What was I thinking?

Well, actually, that’s the thing. I wasn’t thinking badly, I was thinking archaically. Were I going somewhere where I might not find a fully-equipped print-shop, like, say, along the Trans-Siberian Railway, then my logic would make perfect sense. But carrying my stuff in multiple media when I don’t need to, it’s just crazy. It’d be like bringing all my CDs along on a 3-week trip just in case my MP3 player malfunctions.

Someone might say that it’s no so much I was thinking archaically as just out-of-context, but the thing is, the context I was thinking in was an outdated one, and now, having caught onto this fact, I feel like I’ve just pulled my feet up as the ski lift passes over a hump — I’ve just figured out I don’t need to keep my feet on the ground, as long as the machine is working.
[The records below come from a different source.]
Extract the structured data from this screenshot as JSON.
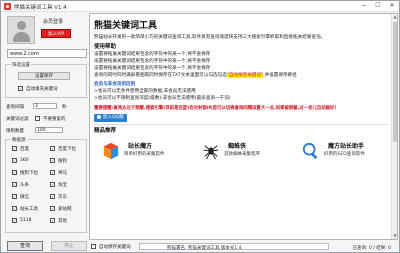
{
  "window": {
    "title": "熊猫关键词工具 V1.4",
    "min_label": "—",
    "max_label": "☐",
    "close_label": "✕"
  },
  "account": {
    "login_label": "会员登录",
    "vip_button": "加入VIP"
  },
  "search": {
    "value": "www.2.com"
  },
  "settings": {
    "group_title": "筛选设置",
    "save_button": "设置保存",
    "auto_fill_label": "自动填充关键词",
    "auto_fill_checked": true,
    "interval_label": "查询间隔",
    "interval_value": "3",
    "interval_unit": "秒",
    "filter_label": "关键词过滤",
    "filter_checked": false,
    "filter_option": "不要重复的",
    "count_label": "限制数量",
    "count_value": "100",
    "sources_group_title": "数据源",
    "sources": [
      {
        "label": "百度",
        "checked": true
      },
      {
        "label": "百度下拉",
        "checked": true
      },
      {
        "label": "360",
        "checked": true
      },
      {
        "label": "搜狗",
        "checked": true
      },
      {
        "label": "搜狗下拉",
        "checked": true
      },
      {
        "label": "神马",
        "checked": true
      },
      {
        "label": "头条",
        "checked": true
      },
      {
        "label": "淘宝",
        "checked": true
      },
      {
        "label": "微信",
        "checked": true
      },
      {
        "label": "京东",
        "checked": true
      },
      {
        "label": "站长工具",
        "checked": true
      },
      {
        "label": "爱站网",
        "checked": true
      },
      {
        "label": "5118",
        "checked": true
      },
      {
        "label": "其他",
        "checked": true
      }
    ]
  },
  "actions": {
    "query_button": "查询",
    "stop_button": "停止"
  },
  "content": {
    "title": "熊猫关键词工具",
    "intro": "熊猫站长开发的一款简单小巧的关键词查询工具,软件具有查询速度快支持三大搜索引擎抓取和直接拓关结果查询。",
    "help_heading": "使用帮助",
    "help_lines": [
      "设置要拓展关键词结果包含的字符中的某一个,将不会保存",
      "设置要拓展关键词结果包含的字符中的某一个,将不会保存",
      "设置要拓展关键词结果包含的字符中的某一个,将不会保存"
    ],
    "help_last_prefix": "查询的同时同时满屏看图再同时保存在TXT文本里面可以勾选勾选",
    "help_last_highlight": "\"自动保存关键词\"",
    "help_last_suffix": ",并设置保存路径",
    "vip_heading": "会员与非会员的区别",
    "vip_lines": [
      ">会员可以无条件使用全部的数据,非会员无法使用",
      ">会员可以不限制查询深度(级数),非会员无法使用(最多查询一千词)"
    ],
    "warning": "重要提醒:查询太过于频繁,搜索引擎(目前是百度)会对封锁IP,您可以切换查询间隔设置大一点,如果被屏蔽,过一会儿自动就好!",
    "qq_button": "加入QQ群",
    "recommend_heading": "精品推荐",
    "cards": [
      {
        "name": "站长魔方",
        "desc": "简单好用的采集软件"
      },
      {
        "name": "蜘蛛侠",
        "desc": "首款蜘蛛采集程序"
      },
      {
        "name": "魔方站长助手",
        "desc": "好用的SEO查询软件"
      }
    ]
  },
  "bottom": {
    "auto_save_label": "自动保存关键词",
    "auto_save_checked": false,
    "status_text": "熊猫署名: 熊猫关键词工具 版本号1.4",
    "status_right": "已查询: 0 / 结果: 0"
  }
}
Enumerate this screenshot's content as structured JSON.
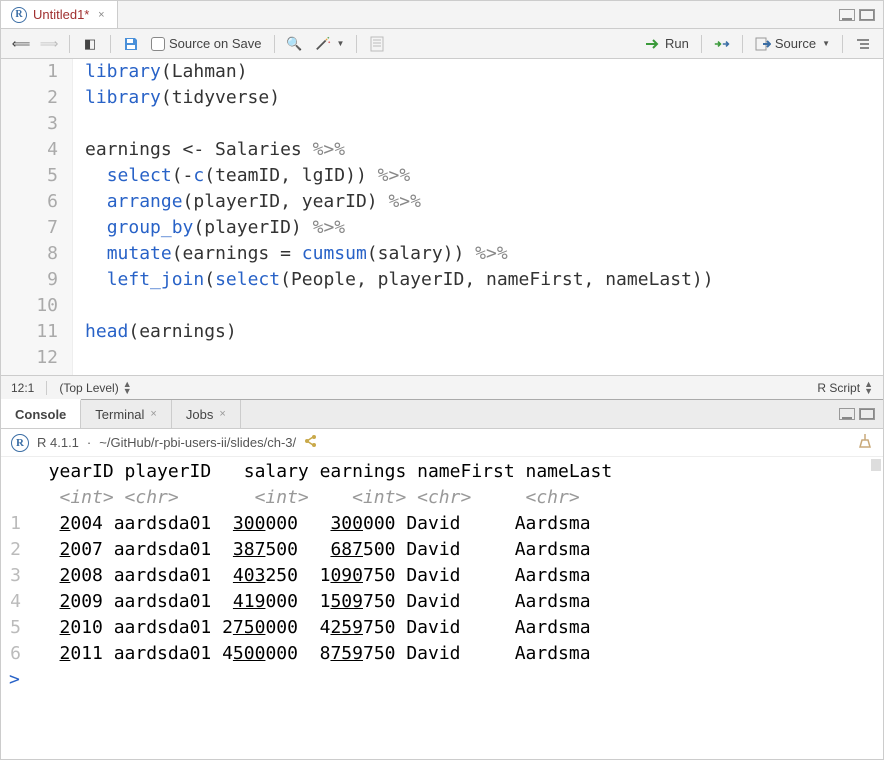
{
  "tab": {
    "title": "Untitled1*"
  },
  "toolbar": {
    "source_on_save": "Source on Save",
    "run": "Run",
    "source": "Source"
  },
  "editor": {
    "lines": [
      {
        "n": 1,
        "tokens": [
          {
            "t": "library",
            "c": "fn"
          },
          {
            "t": "(Lahman)",
            "c": ""
          }
        ]
      },
      {
        "n": 2,
        "tokens": [
          {
            "t": "library",
            "c": "fn"
          },
          {
            "t": "(tidyverse)",
            "c": ""
          }
        ]
      },
      {
        "n": 3,
        "tokens": []
      },
      {
        "n": 4,
        "tokens": [
          {
            "t": "earnings <- Salaries ",
            "c": ""
          },
          {
            "t": "%>%",
            "c": "op"
          }
        ]
      },
      {
        "n": 5,
        "tokens": [
          {
            "t": "  ",
            "c": ""
          },
          {
            "t": "select",
            "c": "fn"
          },
          {
            "t": "(-",
            "c": ""
          },
          {
            "t": "c",
            "c": "fn"
          },
          {
            "t": "(teamID, lgID)) ",
            "c": ""
          },
          {
            "t": "%>%",
            "c": "op"
          }
        ]
      },
      {
        "n": 6,
        "tokens": [
          {
            "t": "  ",
            "c": ""
          },
          {
            "t": "arrange",
            "c": "fn"
          },
          {
            "t": "(playerID, yearID) ",
            "c": ""
          },
          {
            "t": "%>%",
            "c": "op"
          }
        ]
      },
      {
        "n": 7,
        "tokens": [
          {
            "t": "  ",
            "c": ""
          },
          {
            "t": "group_by",
            "c": "fn"
          },
          {
            "t": "(playerID) ",
            "c": ""
          },
          {
            "t": "%>%",
            "c": "op"
          }
        ]
      },
      {
        "n": 8,
        "tokens": [
          {
            "t": "  ",
            "c": ""
          },
          {
            "t": "mutate",
            "c": "fn"
          },
          {
            "t": "(earnings = ",
            "c": ""
          },
          {
            "t": "cumsum",
            "c": "fn"
          },
          {
            "t": "(salary)) ",
            "c": ""
          },
          {
            "t": "%>%",
            "c": "op"
          }
        ]
      },
      {
        "n": 9,
        "tokens": [
          {
            "t": "  ",
            "c": ""
          },
          {
            "t": "left_join",
            "c": "fn"
          },
          {
            "t": "(",
            "c": ""
          },
          {
            "t": "select",
            "c": "fn"
          },
          {
            "t": "(People, playerID, nameFirst, nameLast))",
            "c": ""
          }
        ]
      },
      {
        "n": 10,
        "tokens": []
      },
      {
        "n": 11,
        "tokens": [
          {
            "t": "head",
            "c": "fn"
          },
          {
            "t": "(earnings)",
            "c": ""
          }
        ]
      },
      {
        "n": 12,
        "tokens": []
      }
    ]
  },
  "status": {
    "pos": "12:1",
    "scope": "(Top Level)",
    "lang": "R Script"
  },
  "console": {
    "tabs": [
      "Console",
      "Terminal",
      "Jobs"
    ],
    "version": "R 4.1.1",
    "wd": "~/GitHub/r-pbi-users-ii/slides/ch-3/",
    "header": "  yearID playerID   salary earnings nameFirst nameLast",
    "types": "   <int> <chr>       <int>    <int> <chr>     <chr>   ",
    "rows": [
      {
        "n": "1",
        "cells": [
          "   ",
          {
            "u": "2"
          },
          "004 aardsda01  ",
          {
            "u": "300"
          },
          "000   ",
          {
            "u": "300"
          },
          "000 David     Aardsma "
        ]
      },
      {
        "n": "2",
        "cells": [
          "   ",
          {
            "u": "2"
          },
          "007 aardsda01  ",
          {
            "u": "387"
          },
          "500   ",
          {
            "u": "687"
          },
          "500 David     Aardsma "
        ]
      },
      {
        "n": "3",
        "cells": [
          "   ",
          {
            "u": "2"
          },
          "008 aardsda01  ",
          {
            "u": "403"
          },
          "250  1",
          {
            "u": "090"
          },
          "750 David     Aardsma "
        ]
      },
      {
        "n": "4",
        "cells": [
          "   ",
          {
            "u": "2"
          },
          "009 aardsda01  ",
          {
            "u": "419"
          },
          "000  1",
          {
            "u": "509"
          },
          "750 David     Aardsma "
        ]
      },
      {
        "n": "5",
        "cells": [
          "   ",
          {
            "u": "2"
          },
          "010 aardsda01 2",
          {
            "u": "750"
          },
          "000  4",
          {
            "u": "259"
          },
          "750 David     Aardsma "
        ]
      },
      {
        "n": "6",
        "cells": [
          "   ",
          {
            "u": "2"
          },
          "011 aardsda01 4",
          {
            "u": "500"
          },
          "000  8",
          {
            "u": "759"
          },
          "750 David     Aardsma "
        ]
      }
    ],
    "prompt": "> "
  }
}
The thing that scares me, though, is the fact that I’ve seen people miss this kind of simple, obvious logic before. Smart people. Savvy people. They get older, they get trapped in their contexts, and suddenly they just find themselves unable to think in any other. Not everyone does, but many do.

It brings the question, “How many more times will you figure out that you can pull your feet up?” Because it’s not always about convenience, is it? Sometimes, pulling your feet up is all the difference between getting up the mountain one more time, or ending up with a broken leg at the bottom of the slope.

(Well, maybe not so dramatic is that, but since I’ve only been on one ski lift in my life, I’m using an eminently dangerous metaphor.)